$\huge\color{cadetblue}{\text{Problem 2}}$
$\Large{\color{rosybrown}\text{Prob 2.1: }}{\color{darkseagreen}{{\space \mathcal{O}(\sqrt{N})}}}$
int d = 2;
while (d*d <= N) {
if (N % d == 0) {
break;
}
d++;
}The code fragment looks to find the smallest divisor of $N$, if any. In the worst case, $N$ is prime or has no other divisors than its square root (e.g. $N = 25$). In this worst case scenario, the loop will run $\sqrt{N}$ times. Thus, the overall time complexity is in $\mathcal{O}(\sqrt{N})\space$.
$\Large{\color{rosybrown}\text{Prob 2.2: }}{\color{darkseagreen}{{\space \mathcal{O}(N^2)}}}$
int s = 0;
for (int i = 0; i < N; i++) {
s += i;
}
for (int i = s; i > 1; i -= 2) {
s++;
}The first loop is linear: it runs $N$ times. When it ends, we have $s = N(N-1)/2$, by Gauss' formula for the sum of the first $N - 1$ integers. The second loop then runs $s/2$ $= N(N-1)/4$ times, which is quadratic in $N$. Since the loops are not nested, and the second one takes the most time, the overall time complexity is in $\mathcal{O}(N^2)$.

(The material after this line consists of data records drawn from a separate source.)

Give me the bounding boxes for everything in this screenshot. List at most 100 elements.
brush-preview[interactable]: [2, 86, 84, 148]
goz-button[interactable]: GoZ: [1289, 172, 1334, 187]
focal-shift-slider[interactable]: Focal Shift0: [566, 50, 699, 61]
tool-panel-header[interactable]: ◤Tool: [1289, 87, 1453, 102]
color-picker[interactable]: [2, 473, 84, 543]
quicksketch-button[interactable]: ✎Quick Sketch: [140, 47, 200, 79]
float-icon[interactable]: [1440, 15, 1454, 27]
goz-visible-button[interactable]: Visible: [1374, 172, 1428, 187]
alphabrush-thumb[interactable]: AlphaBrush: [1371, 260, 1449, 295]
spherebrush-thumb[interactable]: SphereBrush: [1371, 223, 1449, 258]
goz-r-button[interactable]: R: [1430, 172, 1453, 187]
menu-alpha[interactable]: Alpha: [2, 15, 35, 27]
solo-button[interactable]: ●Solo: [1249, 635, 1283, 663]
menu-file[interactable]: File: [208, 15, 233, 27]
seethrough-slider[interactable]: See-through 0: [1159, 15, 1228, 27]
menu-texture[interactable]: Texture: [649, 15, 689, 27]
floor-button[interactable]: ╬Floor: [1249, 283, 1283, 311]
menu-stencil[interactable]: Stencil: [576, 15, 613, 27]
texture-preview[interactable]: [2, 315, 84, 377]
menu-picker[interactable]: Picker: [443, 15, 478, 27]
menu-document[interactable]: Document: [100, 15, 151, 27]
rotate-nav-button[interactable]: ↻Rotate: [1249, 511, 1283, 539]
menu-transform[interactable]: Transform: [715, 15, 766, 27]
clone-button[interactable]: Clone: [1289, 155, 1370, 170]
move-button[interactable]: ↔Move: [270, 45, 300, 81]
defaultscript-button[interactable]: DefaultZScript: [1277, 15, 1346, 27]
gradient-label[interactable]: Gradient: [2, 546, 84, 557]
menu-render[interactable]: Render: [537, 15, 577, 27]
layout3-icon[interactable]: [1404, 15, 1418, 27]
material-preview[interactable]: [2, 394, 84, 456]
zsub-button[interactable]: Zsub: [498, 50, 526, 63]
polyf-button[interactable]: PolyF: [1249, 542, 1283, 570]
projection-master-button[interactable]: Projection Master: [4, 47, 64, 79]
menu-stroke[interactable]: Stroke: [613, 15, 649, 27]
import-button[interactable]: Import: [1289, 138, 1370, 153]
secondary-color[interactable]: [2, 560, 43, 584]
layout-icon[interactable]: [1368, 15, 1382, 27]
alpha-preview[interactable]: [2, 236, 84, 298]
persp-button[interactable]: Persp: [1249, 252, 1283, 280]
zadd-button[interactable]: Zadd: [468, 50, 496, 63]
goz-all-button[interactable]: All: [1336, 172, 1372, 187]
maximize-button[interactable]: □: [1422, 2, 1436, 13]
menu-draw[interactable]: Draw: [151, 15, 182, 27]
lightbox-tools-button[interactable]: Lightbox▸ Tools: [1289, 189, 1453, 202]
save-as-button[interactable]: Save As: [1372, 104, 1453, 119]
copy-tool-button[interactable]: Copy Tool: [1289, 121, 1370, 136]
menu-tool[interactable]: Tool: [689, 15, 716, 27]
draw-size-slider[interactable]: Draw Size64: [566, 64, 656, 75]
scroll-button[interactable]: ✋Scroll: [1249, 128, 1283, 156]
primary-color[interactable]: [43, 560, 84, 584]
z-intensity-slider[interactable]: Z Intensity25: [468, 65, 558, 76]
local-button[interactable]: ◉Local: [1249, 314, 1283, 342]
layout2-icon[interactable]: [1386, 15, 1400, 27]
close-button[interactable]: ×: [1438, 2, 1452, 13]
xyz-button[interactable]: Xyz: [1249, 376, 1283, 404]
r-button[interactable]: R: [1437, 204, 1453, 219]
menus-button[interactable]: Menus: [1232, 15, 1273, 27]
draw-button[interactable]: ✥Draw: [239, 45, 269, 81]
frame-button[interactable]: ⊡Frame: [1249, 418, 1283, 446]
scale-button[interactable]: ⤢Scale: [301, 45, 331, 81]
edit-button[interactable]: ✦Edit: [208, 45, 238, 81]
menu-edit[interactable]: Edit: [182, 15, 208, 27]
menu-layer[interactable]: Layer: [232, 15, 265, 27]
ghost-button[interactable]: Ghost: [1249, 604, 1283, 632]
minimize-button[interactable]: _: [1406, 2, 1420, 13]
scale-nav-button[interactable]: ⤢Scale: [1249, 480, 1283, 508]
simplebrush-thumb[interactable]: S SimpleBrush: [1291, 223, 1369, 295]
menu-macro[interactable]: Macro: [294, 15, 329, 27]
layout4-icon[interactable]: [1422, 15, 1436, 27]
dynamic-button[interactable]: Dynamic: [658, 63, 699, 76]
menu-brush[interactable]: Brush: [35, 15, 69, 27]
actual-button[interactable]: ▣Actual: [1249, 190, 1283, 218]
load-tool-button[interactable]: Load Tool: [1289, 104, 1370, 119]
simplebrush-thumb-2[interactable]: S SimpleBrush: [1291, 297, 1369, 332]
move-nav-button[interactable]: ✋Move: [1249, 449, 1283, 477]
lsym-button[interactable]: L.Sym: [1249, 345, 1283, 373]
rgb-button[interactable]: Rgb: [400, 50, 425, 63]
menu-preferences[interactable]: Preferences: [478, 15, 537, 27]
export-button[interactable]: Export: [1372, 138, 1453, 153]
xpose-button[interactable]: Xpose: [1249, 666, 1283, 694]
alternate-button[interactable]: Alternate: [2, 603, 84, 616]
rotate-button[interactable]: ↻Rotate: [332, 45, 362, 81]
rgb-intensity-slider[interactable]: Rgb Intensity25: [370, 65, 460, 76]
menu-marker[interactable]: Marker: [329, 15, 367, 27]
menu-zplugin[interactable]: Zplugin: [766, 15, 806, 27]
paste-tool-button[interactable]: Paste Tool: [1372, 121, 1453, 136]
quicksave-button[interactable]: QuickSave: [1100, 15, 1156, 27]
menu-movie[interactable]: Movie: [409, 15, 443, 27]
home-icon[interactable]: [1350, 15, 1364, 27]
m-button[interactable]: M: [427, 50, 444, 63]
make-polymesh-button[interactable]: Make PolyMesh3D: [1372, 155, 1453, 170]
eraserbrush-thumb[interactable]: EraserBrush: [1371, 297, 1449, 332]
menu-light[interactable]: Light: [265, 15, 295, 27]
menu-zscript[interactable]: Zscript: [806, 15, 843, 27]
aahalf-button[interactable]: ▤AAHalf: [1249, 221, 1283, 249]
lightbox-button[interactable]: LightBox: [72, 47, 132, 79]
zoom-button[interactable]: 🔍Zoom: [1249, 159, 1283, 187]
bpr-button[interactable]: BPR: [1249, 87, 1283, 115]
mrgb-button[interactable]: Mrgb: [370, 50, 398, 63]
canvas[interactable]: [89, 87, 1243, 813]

$\Large{\color{rosybrown}\text{Prob 2.3: }}{\color{darkseagreen}{{\space \mathcal{O}(N)}}}$
int d = 2, n = N;
while (n > 1) {
if (n % d == 0) {
n = n / d;
} else {
d++;
}
}The loop keeps dividing $n$ by its prime divisors until $n \leq 1$. In the worst case, $N$ is prime, and the loop runs $N$ times: it only terminates after the prime $N$ is divided by itself. Thus, the overall time complexity is in $\mathcal{O}(N)$.
$\Large{\color{rosybrown}\text{Prob 2.4: }}{\color{darkseagreen}{{\space \mathcal{O}(N \log(N))}}}$
int s = 0;
for (int i = 0; i < N; i++) {
for (int j = 1; j < i; j *= 2) {
s++;
}
}The outer loop runs $N$ times, and the inner loop runs $\log(i)$ times for each iteration of the outer loop, so that the total number of iterations is given by:
$$
\begin{align*}
\sum_{i=1}^{N-1} \log (i) &= \log \left( \prod_{i=1}^{N-1} i \right)\\
&= \log((N-1)!)\\
& = \mathcal{O}(N \log N)
\end{align*}
$$
Hence, the fragment's complexity is in $\mathcal{O}(N \log N)$. 1
$\Large{\color{rosybrown}\text{Prob 2.5: }}{\color{darkseagreen}{{\space \mathcal{O}(\log (N))}}}$
int a = 42, n = N, p = 1;
while (n > 0) {
if (n % 2 == 1) {
p *= a;
}
a = a*a;
n /= 2;
}The program computes $42^N$ using the binary exponentiation algorithm. The loop runs $\log(N)$ times, since $n$ is halved at each iteration until it reaches 0. Thus, the overall time complexity is in $\mathcal{O}(\log N)$.
$\Large{\color{rosybrown}\text{Prob 2.6: }}{\color{darkseagreen}{{\space \mathcal{O}(N)}}}$
int i = 0, j = 0, s = 0;
while (i < N) {
i += j;
j++;
for (int k = 0; k*k < N; k++) {
s++;
}
}If we first look at the outer loop without considering the inner one, we see that $i$ is incremented by $j$, which itself is incremented by $1$ at each iteration, so that $i$ is the sum of the first $j$ integers at the end of each iteration. The outer loop terminates when $i \geq N$, which happens when $j(j+1)/2 \geq N$, for which we get the solution $j = \sqrt{2N + 1/4} - 1/2$ $\approx \sqrt{2N} $. So, the outer loop runs in $\mathcal{O}(\sqrt{N})\space$ time.
The inner loop increments $k$ by $1$ at each iteration, and terminates when $k^2 \geq N$ $\Leftrightarrow$ $k \geq \sqrt{N}$. Thus, the inner loop runs in $\mathcal{O}(\sqrt{N})\space$ time as well. Since the loops are nested, the overall time complexity is in $\mathcal{O}(N)$.